We are on record as being a fan of the idea – solely on the basis of fairness: How can we let proponents submit so many immaterial and sometimes downright silly things for a vote, and NOT let them put forward a proposal on what is currently being recognized as the most important thing of all for shareholders to vote on? But also, as we’ve been trying to point out – this is really something of a tempest in a teapot, IF, that is, the rules are written properly: Truly “serious investors” – who should be the only ones allowed to use the proxy machinery on the nickel of other shareholders – won’t be nominating directors willy-nilly. Truly “serious candidates” could never be found to run in non-serious contests. And, we’re almost 100% sure that if there IS a truly serious election contest, the dissidents will want to use their own proxy materials, and mount their own campaigns on their own…IF they seriously want to win, that is, and not just make noise.

On the other hand, we’ve also been warning for at least eight years now about the very serious dangers of “federalizing” corporate governance - and the all-important shareholder meeting process in particular where state laws and many important precedents are incredibly well-developed and have evolved steadily, and in a mostly positive way, in response to new developments and to well-reasoned ideas. The biggest dangers we see in the latest SEC draft that’s out for comment are the way-too-low thresholds for gaining access to the proxy machinery and the way-too-short holding period that has been proposed. Even the more “serious” activist and institutional investors seem to be realizing that these too-loose limits will allow a lot of non-serious troublemakers to potentially jump ahead of the serious folks…in a race to be the first to file, which is yet another bad criterion we say.
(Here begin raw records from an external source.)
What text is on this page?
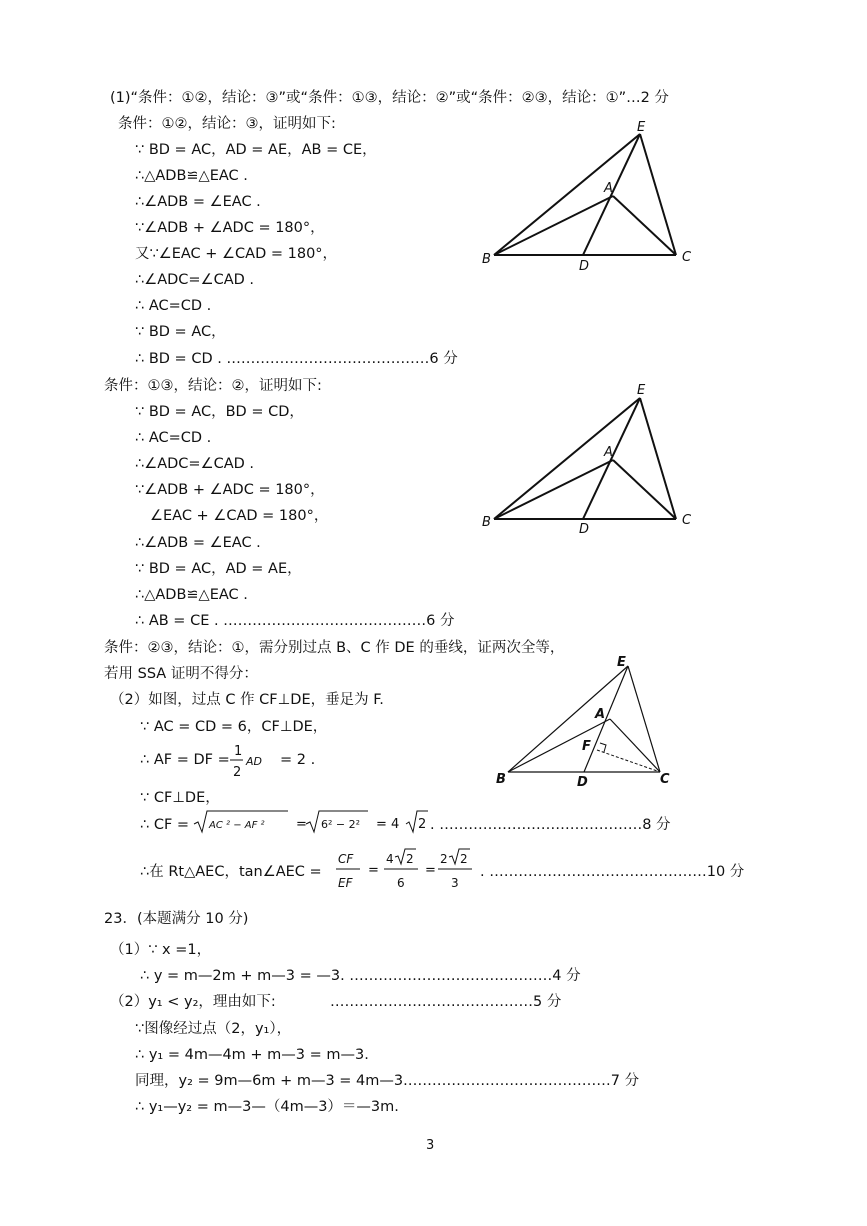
(1)“条件：①②，结论：③”或“条件：①③，结论：②”或“条件：②③，结论：①”…2 分
条件：①②，结论：③，证明如下:
∵ BD = AC，AD = AE，AB = CE，
∴△ADB≌△EAC .
∴∠ADB = ∠EAC .
∵∠ADB + ∠ADC = 180°，
又∵∠EAC + ∠CAD = 180°，
∴∠ADC=∠CAD .
∴ AC=CD .
∵ BD = AC，
∴ BD = CD . ……………………………………6 分
条件：①③，结论：②，证明如下:
∵ BD = AC，BD = CD，
∴ AC=CD .
∴∠ADC=∠CAD .
∵∠ADB + ∠ADC = 180°，
∠EAC + ∠CAD = 180°，
∴∠ADB = ∠EAC .
∵ BD = AC，AD = AE，
∴△ADB≌△EAC .
∴ AB = CE . ……………………………………6 分
条件：②③，结论：①，需分别过点 B、C 作 DE 的垂线，证两次全等，
若用 SSA 证明不得分：
（2）如图，过点 C 作 CF⊥DE，垂足为 F.
∵ AC = CD = 6，CF⊥DE，
∴ AF = DF =
1
2
AD = 2 .
∵ CF⊥DE，
∴ CF = AC ² − AF ² = 6² − 2² = 4 2 . ……………………………………8 分
∴在 Rt△AEC，tan∠AEC =
CF
EF
=
4 2
6
=
2 2
3
. ………………………………………10 分
23．(本题满分 10 分)
（1）∵ x =1，
∴ y = m—2m + m—3 = —3. ……………………………………4 分
（2）y₁ < y₂，理由如下:	……………………………………5 分
∵图像经过点（2，y₁），
∴ y₁ = 4m—4m + m—3 = m—3.
同理，y₂ = 9m—6m + m—3 = 4m—3.……………………………………7 分
∴ y₁—y₂ = m—3—（4m—3）＝—3m.
3
E
A
B	D
C
E
A
B	D
C
E
A
F
B	D	C
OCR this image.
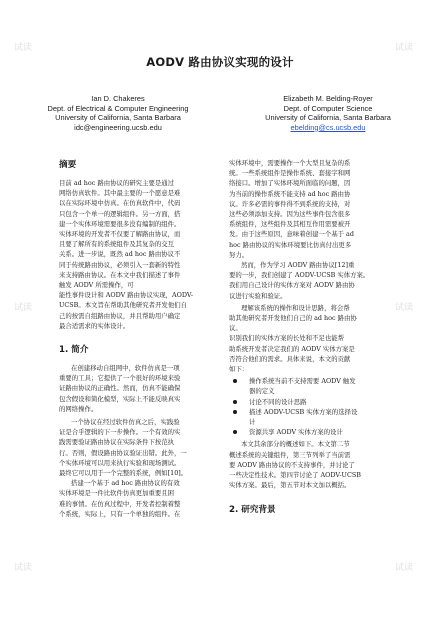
试读	试读
试读	试读
试读	试读
AODV 路由协议实现的设计
Ian D. Chakeres
Dept. of Electrical & Computer Engineering
University of California, Santa Barbara
idc@engineering.ucsb.edu
Elizabeth M. Belding-Royer
Dept. of Computer Science
University of California, Santa Barbara
ebelding@cs.ucsb.edu
摘要
目前 ad hoc 路由协议的研究主要是通过
网络仿真软件。其中最主要的一个愿意是难
以在实际环境中仿真。在仿真软件中，代码
只包含一个单一的逻辑组件。另一方面，搭
建一个实体环境需要很多没有编制的组件。
实体环境的开发者不仅要了解路由协议，而
且要了解所有的系统组件及其复杂的交互
关系。进一步说，既然 ad hoc 路由协议不
同于传统路由协议，必须引入一套新的特性
来支持路由协议。在本文中我们描述了事件
触发 AODV 所需操作，可
能性事件设计和 AODV 路由协议实现，AODV-
UCSB。本文旨在帮助其他研究者开发他们自
己的按需自组路由协议，并且帮助用户确定
最合适需求的实体设计。
1. 简介
在创建移动自组网中，软件仿真是一项
重要的工具；它提供了一个很好的环境来验
证路由协议的正确性。然而，仿真不能确保
包含假设和简化模型，实际上不能反映真实
的网络操作。
一个协议在经过软件仿真之后，实践验
证是合乎逻辑的下一步操作。一个有效的实
践需要验证路由协议在实际条件下按范执
行。否则，假设路由协议验证出错。此外，一
个实体环境可以用来执行实验和现场测试。
最终它可以用于一个完整的系统，例如[10]。
搭建一个基于 ad hoc 路由协议的有效
实体环境是一件比软件仿真更加重要且困
难的事情。在仿真过程中，开发者控制着整
个系统，实际上，只有一个单独的组件。在
实体环境中，需要操作一个大型且复杂的系
统。一些系统组件是操作系统、套接字和网
络接口。增加了实体环境所面临的问题，因
为当前的操作系统不能支持 ad hoc 路由协
议。许多必需的事件得不到系统的支持，对
这些必须添加支持。因为这些事件包含很多
系统组件，这些组件及其相互作用需要被开
发。由于这些原因，意味着创建一个基于 ad
hoc 路由协议的实体环境要比仿真付出更多
努力。
然而，作为学习 AODV 路由协议[12]重
要的一步，我们创建了 AODV-UCSB 实体方案。
我们用自己设计的实体方案对 AODV 路由协
议进行实验和验证。
理解该系统的操作和设计思路，将会帮
助其他研究者开发他们自己的 ad hoc 路由协
议。
识别我们的实体方案的长处和不足也能帮
助系统开发者决定我们的 AODV 实体方案是
否符合他们的需求。具体来说，本文的贡献
如下：
操作系统当前不支持需要 AODV 触发
器的定义
讨论不同的设计思路
描述 AODV-UCSB 实体方案的选择设
计
资源共享 AODV 实体方案的设计
本文其余部分的概述如下。本文第二节
概述系统的关键组件，第三节列举了当前需
要 AODV 路由协议的不支持事件，并讨论了
一些决定性技术。第四节讨论了 AODV-UCSB
实体方案。最后，第五节对本文加以概括。
2. 研究背景
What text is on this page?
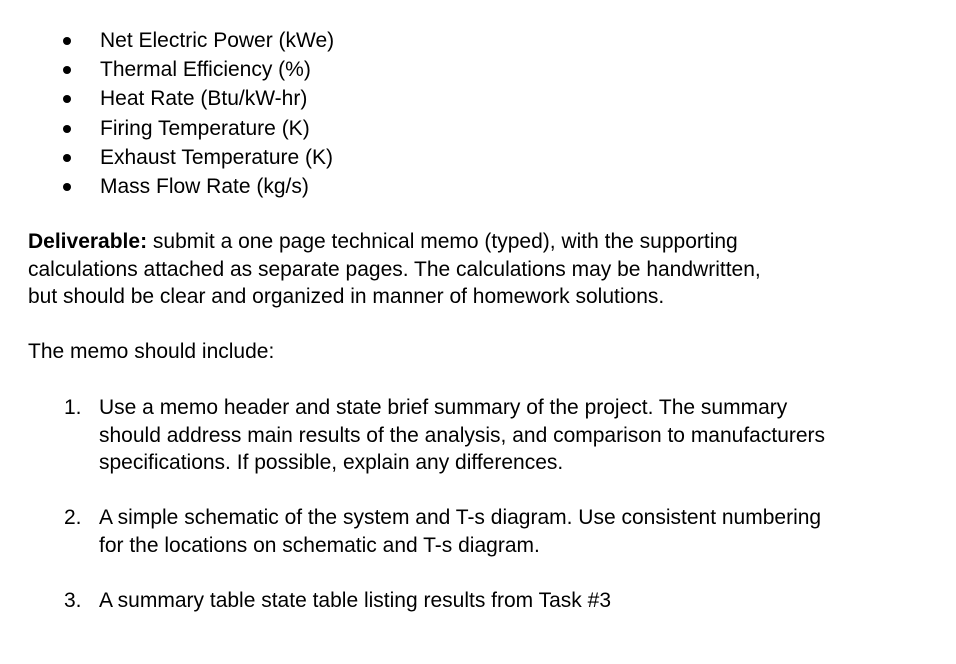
Net Electric Power (kWe)
Thermal Efficiency (%)
Heat Rate (Btu/kW-hr)
Firing Temperature (K)
Exhaust Temperature (K)
Mass Flow Rate (kg/s)

Deliverable: submit a one page technical memo (typed), with the supporting
calculations attached as separate pages. The calculations may be handwritten,
but should be clear and organized in manner of homework solutions.

The memo should include:

1. Use a memo header and state brief summary of the project. The summary
should address main results of the analysis, and comparison to manufacturers
specifications. If possible, explain any differences.
2. A simple schematic of the system and T-s diagram. Use consistent numbering
for the locations on schematic and T-s diagram.
3. A summary table state table listing results from Task #3
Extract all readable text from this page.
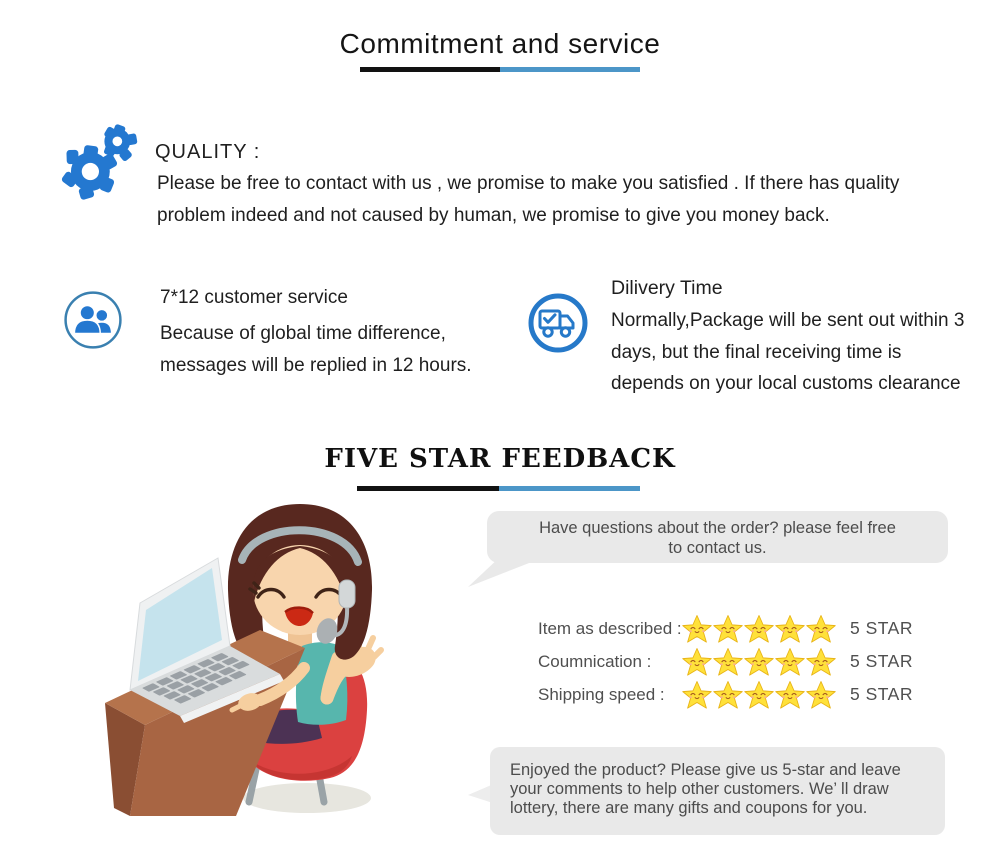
Commitment and service
QUALITY :
Please be free to contact with us , we promise to make you satisfied . If there has quality problem indeed and not caused by human, we promise to give you money back.
7*12 customer service
Because of global time difference,
messages will be replied in 12 hours.
Dilivery Time
Normally,Package will be sent out within 3 days, but the final receiving time is depends on your local customs clearance
FIVE STAR FEEDBACK
Have questions about the order? please feel free to contact us.
Item as described :	5 STAR
Coumnication :	5 STAR
Shipping speed :	5 STAR
Enjoyed the product? Please give us 5-star and leave your comments to help other customers. We’ ll draw lottery, there are many gifts and coupons for you.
We plan to write our own comment letter - and readers, we’d urge you to file your own too – and a non-form-letter type, please. Meanwhile, we’d urge you to urge that the minimum threshold for share ownership be at least 5% - and ideally, we think, 10% - which, as we’ve noted above, seems to be a “reasonable threshold” for most activists in terms of calling a special meeting…which filing a competing slate is much akin to. We also think that requiring two years of prior ownership – plus a commitment to hold at least one more year following a proposal filing would go a long way to screening out proponents whose main agenda is to make noise…or make trouble…or make a quick buck, rather than to contribute to “good governance”.

P.S. Right now, we’d still lay 60:40 odds that this WILL get done in time for the 2010 season. While some folks are saying they’ll sue the SEC – and maybe they will – it seems pretty clear to us that the SEC does have the authority to set ground rules here. In fact, the current state of affairs – where shareholders can make proposals “except pertaining to an election” – is an exception of the SEC’s own making, to their own rules, which, accordingly, we think they can revoke on their own.